Rahm Emanuel could not have won the African-American vote needed to secure his spot as a three-term Chicago mayor. Laquan McDonald’s death had seen to that.
The image of the 17-year-old lying on the pavement after Officer Jason Van Dyke pumped 16 bullets into his body is too ingrained in African-American voters’ minds.
Whenever black people talk about McDonald, thoughts inevitably turn to Emanuel who — despite his denials — many are convinced conspired for a year to keep the police dash camera video of the shooting hidden from the public.
So on the eve of jury selection in the trial that will place Chicago center stage in the national debate over police brutality, the mayor who had been accused of covering up a police killing for political gain announced that he would not seek re-election.
Many African-Americans applauded.
Three years ago, blacks in Chicago turned out in force to rescue Emanuel from an embarrassing run-off defeat by Cook County Commissioner Jesus “Chuy” Garcia. The mayor won nearly 60 percent of the vote in the city’s 18 majority African-American wards on the South and West sides.
In a field of 13 contenders, Emanuel most likely would have been forced into a run-off this time as well. But African-Americans would not have his back. Since the last election, they have become too disillusioned and too angry with the mayor.
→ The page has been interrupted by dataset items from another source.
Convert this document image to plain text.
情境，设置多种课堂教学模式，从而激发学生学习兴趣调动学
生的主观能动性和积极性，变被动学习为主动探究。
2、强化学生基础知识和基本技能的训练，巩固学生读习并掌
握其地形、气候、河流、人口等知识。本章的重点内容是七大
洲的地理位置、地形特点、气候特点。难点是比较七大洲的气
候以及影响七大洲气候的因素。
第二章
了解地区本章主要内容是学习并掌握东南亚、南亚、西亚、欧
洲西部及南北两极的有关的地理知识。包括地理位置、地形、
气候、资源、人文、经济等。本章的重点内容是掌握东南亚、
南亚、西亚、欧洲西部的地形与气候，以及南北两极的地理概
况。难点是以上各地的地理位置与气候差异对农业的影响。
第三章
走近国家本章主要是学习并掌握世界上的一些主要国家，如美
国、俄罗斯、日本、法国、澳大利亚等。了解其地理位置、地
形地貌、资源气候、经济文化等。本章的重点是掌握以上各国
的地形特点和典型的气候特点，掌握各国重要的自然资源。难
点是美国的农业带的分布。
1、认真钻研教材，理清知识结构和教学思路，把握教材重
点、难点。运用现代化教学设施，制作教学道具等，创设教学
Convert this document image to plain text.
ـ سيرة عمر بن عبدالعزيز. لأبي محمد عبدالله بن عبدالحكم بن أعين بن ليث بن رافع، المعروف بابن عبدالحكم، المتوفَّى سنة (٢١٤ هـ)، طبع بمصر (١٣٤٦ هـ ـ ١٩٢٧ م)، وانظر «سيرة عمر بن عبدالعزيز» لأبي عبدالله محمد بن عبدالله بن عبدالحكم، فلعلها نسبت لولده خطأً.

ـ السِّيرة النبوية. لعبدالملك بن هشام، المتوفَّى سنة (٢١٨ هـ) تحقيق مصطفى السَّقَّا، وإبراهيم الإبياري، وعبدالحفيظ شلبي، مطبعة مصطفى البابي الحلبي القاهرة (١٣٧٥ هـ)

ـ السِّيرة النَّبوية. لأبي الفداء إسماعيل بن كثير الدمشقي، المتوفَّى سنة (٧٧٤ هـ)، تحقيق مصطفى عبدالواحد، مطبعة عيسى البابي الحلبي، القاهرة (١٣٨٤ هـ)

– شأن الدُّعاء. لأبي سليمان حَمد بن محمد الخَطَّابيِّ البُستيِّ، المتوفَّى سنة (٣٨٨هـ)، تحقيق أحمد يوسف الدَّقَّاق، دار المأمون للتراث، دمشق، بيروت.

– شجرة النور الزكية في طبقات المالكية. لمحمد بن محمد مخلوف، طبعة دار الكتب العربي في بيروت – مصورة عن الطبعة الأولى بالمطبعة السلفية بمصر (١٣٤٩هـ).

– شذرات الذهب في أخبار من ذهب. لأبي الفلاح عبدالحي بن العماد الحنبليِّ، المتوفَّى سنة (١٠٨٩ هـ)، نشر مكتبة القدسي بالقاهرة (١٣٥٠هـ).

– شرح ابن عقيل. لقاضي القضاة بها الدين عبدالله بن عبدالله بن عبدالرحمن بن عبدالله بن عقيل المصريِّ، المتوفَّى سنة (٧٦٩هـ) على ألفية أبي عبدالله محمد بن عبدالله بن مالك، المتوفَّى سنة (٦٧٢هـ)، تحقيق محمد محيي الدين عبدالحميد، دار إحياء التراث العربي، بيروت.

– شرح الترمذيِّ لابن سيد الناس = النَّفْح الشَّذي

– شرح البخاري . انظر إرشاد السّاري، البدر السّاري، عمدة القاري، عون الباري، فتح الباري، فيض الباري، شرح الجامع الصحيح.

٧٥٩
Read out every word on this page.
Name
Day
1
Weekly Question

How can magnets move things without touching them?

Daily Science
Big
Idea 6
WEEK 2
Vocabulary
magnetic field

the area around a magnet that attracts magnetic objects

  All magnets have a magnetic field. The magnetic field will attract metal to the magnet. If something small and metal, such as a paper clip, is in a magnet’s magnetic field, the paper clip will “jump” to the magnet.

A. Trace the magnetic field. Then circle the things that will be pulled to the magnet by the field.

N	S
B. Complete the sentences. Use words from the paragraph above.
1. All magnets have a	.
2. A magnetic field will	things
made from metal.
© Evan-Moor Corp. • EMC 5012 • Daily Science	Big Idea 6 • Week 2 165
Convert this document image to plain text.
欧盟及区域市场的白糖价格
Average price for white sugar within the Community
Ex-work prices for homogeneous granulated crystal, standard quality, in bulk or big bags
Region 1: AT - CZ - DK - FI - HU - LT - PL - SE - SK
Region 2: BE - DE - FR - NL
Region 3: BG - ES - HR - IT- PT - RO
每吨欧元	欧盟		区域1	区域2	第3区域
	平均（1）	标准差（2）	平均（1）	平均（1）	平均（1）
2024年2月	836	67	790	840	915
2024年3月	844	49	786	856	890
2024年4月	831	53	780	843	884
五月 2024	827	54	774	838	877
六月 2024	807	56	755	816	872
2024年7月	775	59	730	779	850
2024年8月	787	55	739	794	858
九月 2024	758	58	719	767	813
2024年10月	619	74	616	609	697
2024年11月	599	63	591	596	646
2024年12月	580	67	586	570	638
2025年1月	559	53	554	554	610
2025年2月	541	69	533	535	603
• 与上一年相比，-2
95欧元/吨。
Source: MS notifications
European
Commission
They don’t like that he closed so many public schools in minority neighborhoods. They think he could have done more to stop the shootings that claim hundreds of black lives every year. They blame him for the poor relationship between the police and African-American communities. They insist that he has paid too much attention to downtown business interests, while ignoring the South and West sides.
But they despise him for the way he handled the McDonald case. Perhaps he deserves that.
Had it been a top priority, the mayor could have done much more to address the issues that plague Chicago’s black communities. But it is unfair to blame Emanuel for all of the problems that have existed in African-American communities for decades. It also would be unfair to ignore the good things that happened in minority communities because of him.
His commitment to securing the Barack Obama Presidential Center in Woodlawn was unshakable. There is now a Whole Foods Market in Englewood and a Walmart in Pullman.
These accomplishments might not sound like a big deal to residents who get to take access to fresh fruits and vegetables for granted. But they mean a lot to the people who lived in a food desert.
However, these baby steps also are a testament to just how neglected some of the city’s neighborhoods are. Residents on the South and West sides have continued to suffer from disinvestment while their counterparts in more affluent neighborhoods have seen so much development that they’ve grown weary of the cranes.
It is much easier to convince a developer to build a multistory office complex in the West Loop than to get the developer to consider a similar project in Woodlawn. Most developers are about making money, not reviving struggling neighborhoods.
With the addition of the Obama center in Jackson Park, the opportunities for growth on the South Side will be much improved. African-Americans can thank Emanuel for that.
Chicagoans should be wary of any mayoral candidate who promises a quick solution to the violence. The killings aren’t happening simply because there is easy access to guns. They are happening because frustrated people are clustered together in communities that are lacking in resources and devoid of opportunities.
There is no overnight cure for that. At least Emanuel seemed to understand that while adding more police officers to violent neighborhoods might result in more arrests, it would not fix the embedded problems caused by poverty and destitution.
Recently, Emanuel announced that his Neighborhood Opportunity Fund, which collects fees from downtown developers and redistributes the money to struggling neighborhoods, had grown to more than $23 million.
As a result, $8.8 million in grants will be handed out to seven businesses that will use the money for things such as an arts center and a grocery store on the West Side, a pizzeria on the Southwest Side and business incubators on the South Side.
Perhaps if there had not been a Laquan McDonald shooting, African-Americans would have looked more favorably on these investments.
Though Emanuel did not mention McDonald in his decision not to run, he acknowledged later that people would include the killing when evaluating his overall tenure as mayor.
Many African-Americans already have reached their decision.
No one expected the mayor to step out of the ring with so much unfinished business still on his agenda. Perhaps that is because no one understood the depth of African-American grief over Laquan McDonald’s death.